- Born: 1952 (age 73–74) Fargo, North Dakota
- Education: California College of Arts and Crafts
- Known for: Mixed media collages, murals
- Notable work: "Archetypes of the Feminine" series, Benediction, Hollywood Walk of Fame Doors Project, and led painters at Pomona Envisions the Future
- Website: www.kriegartstudio.com

= Susan Krieg =

American artist (born 1952)

Susan Krieg (born 1952) is an American artist known for her mixed-media collage paintings and murals. She created a series, "Archetypes of the Feminine," that consisted of more than 400 mixed media paintings. She has created murals and facilitated the creation of murals, including the Hollywood Walk of Fame Doors Project and Judy Chicago's Pomona Envisions the Future. Her works have been shown on television programs and have been on display at two Trump buildings in Atlantic City.

== Personal life and education ==
Susan Krieg was born and grew up in Fargo, North Dakota. Her interest in art began as young child when she enjoyed coloring books.

Krieg gave birth to a son, Adam, when she was 18 years old. Four years later she attended two semesters at the California College of Arts and Crafts in Oakland, and then worked for a painting contractor where she performed foreman and secretarial duties. Her interests in murals began at this time. Krieg moved to Phoenix where she attended Arizona State University. Interested in psychology, particularly Carl Jung, she switched majors. She received her bachelor's degree from Ottawa University in 1988.

She has lived in Phoenix, Ventura, California, Chicago, Minneapolis, the San Francisco - Oakland, Oregon, and Manhattan.

== Career ==

=== Mixed media works ===
After she obtained her degree, Krieg worked at Phoenix Art Group, a position she obtained when she had been looking for a job in psychology. She created decorative commercial art made by hand painted etching. She had an arrangement that allowed her to create her own work one day a week.

Krieg created a series, "Archetypes of the Feminine," that consisted of more than 400 mixed media paintings using found objects, gold leaf, fabrics, papers and drawing media. It was made in 2007 for the Buenaventura Art Association "Trash to Treasure" project. The objects she found for her works included glass, seashells, beads, wine labels, a mesh onion bag or other items. She created pieces with the intention of evoking feelings, as when a mother held her child, which made them relatable to other women. Krieg said the artwork, influenced by Jungian psychology, was made to explore "the unconscious form where we all relate to the same symbolism. If I express something that is part of my psychology, part of my humanness, and you related to it, that is what I am trying to do." Her work was exhibited at the Ventura Visitors and Convention Bureau's Discovery Annex.

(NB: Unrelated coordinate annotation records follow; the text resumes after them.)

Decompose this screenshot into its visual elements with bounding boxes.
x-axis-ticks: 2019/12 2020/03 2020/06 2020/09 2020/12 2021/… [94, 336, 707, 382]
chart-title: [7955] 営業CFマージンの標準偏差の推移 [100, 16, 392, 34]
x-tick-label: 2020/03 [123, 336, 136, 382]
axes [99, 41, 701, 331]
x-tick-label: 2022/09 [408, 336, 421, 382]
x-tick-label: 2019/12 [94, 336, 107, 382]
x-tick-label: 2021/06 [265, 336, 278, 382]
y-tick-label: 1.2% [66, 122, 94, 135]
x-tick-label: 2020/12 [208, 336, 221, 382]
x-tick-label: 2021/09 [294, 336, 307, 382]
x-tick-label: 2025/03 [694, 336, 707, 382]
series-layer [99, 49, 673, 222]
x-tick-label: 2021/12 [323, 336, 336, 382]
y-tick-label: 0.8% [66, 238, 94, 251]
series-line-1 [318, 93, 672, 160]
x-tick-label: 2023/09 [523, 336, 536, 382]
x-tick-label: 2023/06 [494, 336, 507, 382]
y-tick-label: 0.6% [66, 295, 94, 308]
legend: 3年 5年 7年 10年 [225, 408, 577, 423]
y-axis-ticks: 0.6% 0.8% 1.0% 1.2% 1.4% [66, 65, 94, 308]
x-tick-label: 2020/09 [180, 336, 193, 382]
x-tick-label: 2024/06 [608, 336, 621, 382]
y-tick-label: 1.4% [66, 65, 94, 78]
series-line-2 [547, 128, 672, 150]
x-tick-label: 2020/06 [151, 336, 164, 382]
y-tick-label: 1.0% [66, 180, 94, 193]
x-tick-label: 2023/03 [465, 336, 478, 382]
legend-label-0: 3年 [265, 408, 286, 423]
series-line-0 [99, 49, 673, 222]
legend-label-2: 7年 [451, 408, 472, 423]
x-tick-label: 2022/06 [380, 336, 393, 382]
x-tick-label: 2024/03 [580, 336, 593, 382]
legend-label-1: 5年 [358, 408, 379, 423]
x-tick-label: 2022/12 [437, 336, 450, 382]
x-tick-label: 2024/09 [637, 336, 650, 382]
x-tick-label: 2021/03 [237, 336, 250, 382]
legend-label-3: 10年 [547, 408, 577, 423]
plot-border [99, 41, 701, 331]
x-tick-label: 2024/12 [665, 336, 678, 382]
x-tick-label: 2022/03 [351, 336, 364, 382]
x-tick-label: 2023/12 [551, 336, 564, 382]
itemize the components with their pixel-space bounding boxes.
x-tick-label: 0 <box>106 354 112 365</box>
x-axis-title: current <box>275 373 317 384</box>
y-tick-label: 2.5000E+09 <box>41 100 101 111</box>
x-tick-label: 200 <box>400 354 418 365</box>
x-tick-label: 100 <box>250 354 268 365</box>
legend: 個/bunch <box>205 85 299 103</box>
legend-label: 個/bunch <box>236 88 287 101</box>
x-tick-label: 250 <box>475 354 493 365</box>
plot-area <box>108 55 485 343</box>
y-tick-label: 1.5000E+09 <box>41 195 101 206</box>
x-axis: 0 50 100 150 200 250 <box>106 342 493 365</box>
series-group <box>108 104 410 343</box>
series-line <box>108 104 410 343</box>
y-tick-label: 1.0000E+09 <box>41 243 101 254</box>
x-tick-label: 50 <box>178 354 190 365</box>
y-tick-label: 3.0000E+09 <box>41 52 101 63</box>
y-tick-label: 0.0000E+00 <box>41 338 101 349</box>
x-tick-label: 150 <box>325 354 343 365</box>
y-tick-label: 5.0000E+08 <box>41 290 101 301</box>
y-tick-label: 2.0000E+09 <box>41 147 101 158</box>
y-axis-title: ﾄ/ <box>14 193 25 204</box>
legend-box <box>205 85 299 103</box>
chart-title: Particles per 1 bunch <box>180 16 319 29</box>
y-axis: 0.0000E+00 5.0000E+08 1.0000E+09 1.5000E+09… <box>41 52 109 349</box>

The collage and acrylic painting, Benediction is the jacket cover for Writing in the Feminine in French and English Canada: A Question of Ethics.

=== Murals ===
She led artists for the 2002 Hollywood Walk of Fame Doors Project, in which 40 roll-up security doors on the Hollywood Walk of Fame were painted with celebrity images. Krieg created a mural, Home of the Peach, with acrylics. It depicted the harvest of peaches and a large monarch butterfly among peach trees. It is located on Chandler Boulevard in North Hollywood, California.

A 10-by-16 foot mural, Futurama, was made at the historic North Hollywood Train Depot during the 2001 NoHo Theatre & Arts Festival with the aid of about 16 local artists. It was her vision of what the NoHo Art District's presence would be in the future.

In 2008, she led the painting effort for Pomona Envisions the Future, a project initiated by Judy Chicago.

In 2011 she created a mural at the library of the Orange County High School. It depicts communication among people from pre-historic cave drawings through to use the modern means of communication, including telephones and social media. She worked with about 70 students over 6 or 7 weeks to paint the mural using images chosen by the students.

===Other===
Susan Krieg has maintained a studio in Virginia Beach, Virginia. The Krieg Art Studio was founded by her in 1989. Krieg has led workshops on trompe-l'œil in Los Angeles and collage in Montreal.

As of 2008, Trump Plaza (Atlantic City) and the Taj Mahal Casino in Atlantic City had her works on display. Some of her works have been filmed on Time of Your Life, Pacific Blue, and The Young and the Restless television programs.